Handsome, self-controlled, astonishingly beautiful, and relentlessly downbeat, The Immigrant is a lush, broody period piece that harkens back to the great maternal dramas of the mid-20th century, a stubbornly old-fashioned lovesick tale in which the bonds of passion and family are stretched to their snapping point. Both epic and fine-grained, it’s a well-articulated example of the kind of thing we like to say they just don’t make any more: serious, adult, character-driven, and impassioned.
In 1921, Catholic Polish woman Ewa (Marion Cotillard, Rust and Bone) and her sister Magda arrive at Ellis Island, New York City looking for a better life, after escaping their ravaged home in post-World War I Poland. After Magda is quarantined and Ewa is nearly deported, she becomes entangled with Bruno (Joaquin Phoenix, The Master) and Emil (Jeremy Renner, The Town), who offer assistance with strings attached.
The Immigrant functions not unlike a Prohibition-era Taxi Driver, with Cotillard as the apprentice hooker, Phoenix as the sweet-talking pimp, and Renner as the would-be savior. Ewa is revealed as someone with a diamond-like temerity, and Cotillard, who often resembles the screen goddesses of the silent era, gives an arrestingly soulful performance. The film raises Cotillard to a select, and appropriately esteemed, pantheon.

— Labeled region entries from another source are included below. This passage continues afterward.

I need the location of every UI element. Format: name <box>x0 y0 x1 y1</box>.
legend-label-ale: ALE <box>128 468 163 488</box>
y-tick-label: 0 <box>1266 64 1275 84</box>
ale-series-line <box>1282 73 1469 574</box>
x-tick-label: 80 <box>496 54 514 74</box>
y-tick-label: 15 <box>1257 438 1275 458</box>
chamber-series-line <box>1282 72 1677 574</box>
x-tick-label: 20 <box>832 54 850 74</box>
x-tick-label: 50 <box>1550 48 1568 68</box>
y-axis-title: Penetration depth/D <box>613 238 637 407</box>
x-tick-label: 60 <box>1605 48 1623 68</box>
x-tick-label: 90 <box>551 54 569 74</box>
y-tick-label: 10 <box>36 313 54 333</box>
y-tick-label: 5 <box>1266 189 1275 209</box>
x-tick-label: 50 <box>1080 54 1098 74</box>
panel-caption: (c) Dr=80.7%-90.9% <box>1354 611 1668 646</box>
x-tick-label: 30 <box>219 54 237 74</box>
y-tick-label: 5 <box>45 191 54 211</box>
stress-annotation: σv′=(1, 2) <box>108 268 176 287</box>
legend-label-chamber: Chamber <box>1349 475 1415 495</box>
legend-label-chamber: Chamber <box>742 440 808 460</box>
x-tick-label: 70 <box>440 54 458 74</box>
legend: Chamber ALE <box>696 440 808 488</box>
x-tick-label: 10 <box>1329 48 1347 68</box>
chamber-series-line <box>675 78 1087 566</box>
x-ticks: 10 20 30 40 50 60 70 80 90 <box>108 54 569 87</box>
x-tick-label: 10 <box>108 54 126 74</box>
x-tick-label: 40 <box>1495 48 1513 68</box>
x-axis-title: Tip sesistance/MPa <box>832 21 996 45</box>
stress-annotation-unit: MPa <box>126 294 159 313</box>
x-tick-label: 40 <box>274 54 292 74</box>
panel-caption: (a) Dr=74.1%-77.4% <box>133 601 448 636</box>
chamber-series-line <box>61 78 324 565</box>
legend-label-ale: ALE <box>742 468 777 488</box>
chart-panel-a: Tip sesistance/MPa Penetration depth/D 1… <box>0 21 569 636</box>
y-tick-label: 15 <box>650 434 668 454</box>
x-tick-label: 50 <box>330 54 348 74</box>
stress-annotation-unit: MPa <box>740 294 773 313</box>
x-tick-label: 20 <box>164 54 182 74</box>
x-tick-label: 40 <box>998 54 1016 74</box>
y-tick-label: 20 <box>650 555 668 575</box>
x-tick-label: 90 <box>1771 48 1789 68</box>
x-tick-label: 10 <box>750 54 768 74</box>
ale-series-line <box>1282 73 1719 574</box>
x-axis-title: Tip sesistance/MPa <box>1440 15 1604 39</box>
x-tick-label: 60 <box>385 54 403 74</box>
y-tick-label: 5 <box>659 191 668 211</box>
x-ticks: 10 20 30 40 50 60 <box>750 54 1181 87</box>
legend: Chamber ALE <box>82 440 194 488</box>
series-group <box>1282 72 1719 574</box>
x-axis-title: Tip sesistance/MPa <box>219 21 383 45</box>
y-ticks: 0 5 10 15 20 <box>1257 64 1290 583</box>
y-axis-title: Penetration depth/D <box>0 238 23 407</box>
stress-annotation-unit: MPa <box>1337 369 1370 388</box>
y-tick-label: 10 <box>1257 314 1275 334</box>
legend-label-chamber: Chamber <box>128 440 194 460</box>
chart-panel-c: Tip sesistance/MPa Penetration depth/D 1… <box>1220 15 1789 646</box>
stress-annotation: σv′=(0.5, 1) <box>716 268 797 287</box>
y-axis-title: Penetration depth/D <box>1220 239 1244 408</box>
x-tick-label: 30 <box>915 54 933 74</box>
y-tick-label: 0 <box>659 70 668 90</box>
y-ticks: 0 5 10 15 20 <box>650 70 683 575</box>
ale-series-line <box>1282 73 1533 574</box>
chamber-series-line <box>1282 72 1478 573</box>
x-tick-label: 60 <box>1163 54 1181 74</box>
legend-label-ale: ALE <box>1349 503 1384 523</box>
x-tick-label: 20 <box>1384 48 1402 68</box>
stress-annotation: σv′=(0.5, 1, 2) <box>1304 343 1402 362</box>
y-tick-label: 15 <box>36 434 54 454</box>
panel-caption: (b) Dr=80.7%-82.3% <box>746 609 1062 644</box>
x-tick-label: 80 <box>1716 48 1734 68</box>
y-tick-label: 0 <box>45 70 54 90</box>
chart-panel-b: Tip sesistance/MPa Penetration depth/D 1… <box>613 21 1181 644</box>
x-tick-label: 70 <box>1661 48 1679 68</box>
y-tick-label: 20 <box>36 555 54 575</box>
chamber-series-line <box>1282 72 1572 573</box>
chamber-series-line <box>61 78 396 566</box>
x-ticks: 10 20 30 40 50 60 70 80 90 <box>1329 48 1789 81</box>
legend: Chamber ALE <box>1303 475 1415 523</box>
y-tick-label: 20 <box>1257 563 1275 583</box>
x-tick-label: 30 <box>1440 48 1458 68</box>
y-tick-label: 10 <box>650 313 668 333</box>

Writer-director James Gray (We Own the Night, Two Lovers) imbues his films with a sturdy poeticism and a stripped-down purity. One of The Immigrant’s primary assets is its texture: a rich fabric of sights and sounds that evoke the look and feel of New York’s underbelly in the early 20th century. DP Darius Khondji’s enticing portraiture makes the characters seem encased in amber. Draped in his luxuriant, golden-hued cinematography like the silks of Lady Liberty’s gown, it plays like an antique photograph come to life with ghosts of the past. If this isn’t Gray’s warmest or wooziest vision to date, it’s perhaps because of the way his purview is so fiercely, obstinately yoked to Ewa’s stalwart mindset.
That blistering fixation on its main character’s grappling with life and mortality is also akin to Roberto Rossellini’s collaborations with Ingrid Bergman. At its best, The Immigrant is not just a mesmerizing meditation on the broken American promise, but a study of the immigrant experience in the country as a seemingly endless series of dehumanizing transactions. The land of opportunity is simultaneously a melting pot where many have been cooked alive. The Immigrant’s complex reckoning of moral decency is fascinating in its brevity.
Although it’s not as florid or overwrought as a period piece about struggling to survive as a newcomer in a foreign land might imply, The Immigrant is a conflicting experience: admirable and powerfully executed in parts, cold and meandering in others. To the point of illogic, it’s earnestly and unabashedly melodramatic to a baffling extent and leaves an audience yearning for more chaos to ensue within its perfectly composed frames. It may be that Gray simply has not learned to colour outside the lines.
Yet The Immigrant earns many of its dissonances. It’s tender and evocative and emotionally restrained; intelligent and wrenchingly real; sublimely sincere and emblematically cinematic; lavishly shot and irresistibly grim. A strangely chimeric movie, The Immigrant reveals its truest colors only in its closing moments, with a splitscreen stunner of a final shot. Faults aside, The Immigrant has a ringing message: Succeeding in America is a dream act.